Charlie Miller e Chris Valasek trabalham neste projeto de investigação há vários anos. Em 2013, para “invadir” um automóvel, os dois hackers tinham necessariamente de ter acesso físico ao painel de instrumentos do carro — através de uma porta usada por engenheiros para efetuar diagnósticos do veículo. Esse foi um dos motivos que levou as marcas fabricantes a menosprezarem o trabalho de Miller e Valasek. No entanto, nesta segunda fase da investigação, os dois hackers conseguiram identificar uma vulnerabilidade no “Uconnect” que permite, sem acesso físico ao veículo, controlá-lo da forma que o jornalista Andy Greenberg experienciou. E chegam mesmo a avançar números: a falha de segurança afeta, pelo menos, 471.000 automóveis da Fiat Chrysler.

Entretanto, esta sexta-feira, a Fiat Chrysler chamou às oficinas cerca de 1.4 milhões de veículos, alegadamente como resultado da investigação levada a cabo por Miller e Valasek. O fabricante terá mesmo tomado medidas para impedir potenciais ataques aos automóveis da marca, enquanto a falha de segurança não é completamente corrigida, indica a Wired.

Greenberg teve ainda tempo de participar noutro teste. Num outro local — já fora da autoestrada e de forma controlada — os peritos desativaram os travões do jipe. Como resultado, o jornalista acabou por sofrer um despiste, uma pequena amostra daquilo que um hacker mal-intencionado poderia fazer à distância, com um computador, em qualquer parte do mundo e tendo como alvo uma vítima específica.

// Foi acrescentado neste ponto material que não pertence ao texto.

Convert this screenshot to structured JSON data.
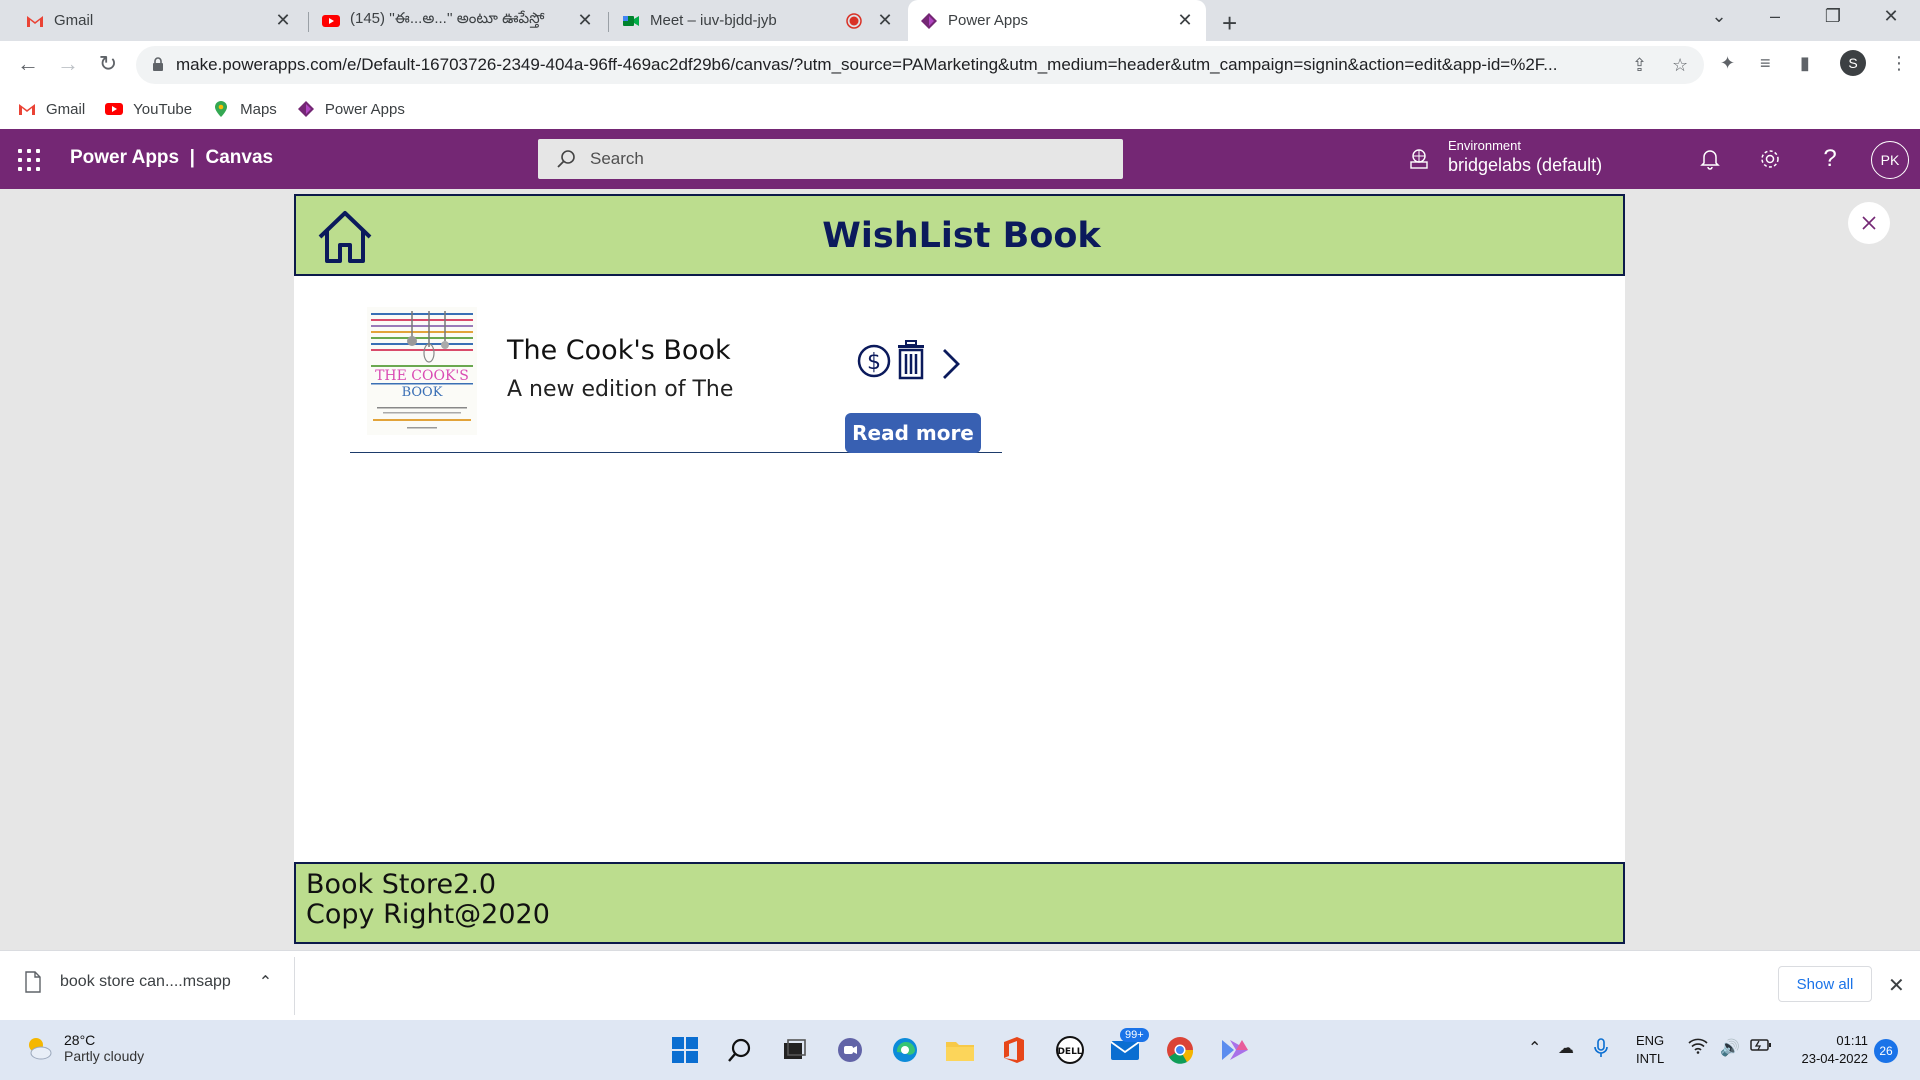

A experiência vem assim confirmar a importância da cibersegurança naquilo a que se tem chamado de Internet das Coisas. Não há sistemas infalíveis e os automóveis não são exceção. É precisamente nesse campo que se baseia o trabalho dos dois peritos norte-americanos: “Se os consumidores ainda não perceberam que isto é um problema, então deviam. E deviam também começar a queixar-se aos fabricantes de automóveis”, diz Charlie Miller. “É provável que este seja o tipo de falha capaz de matar alguém”, conclui.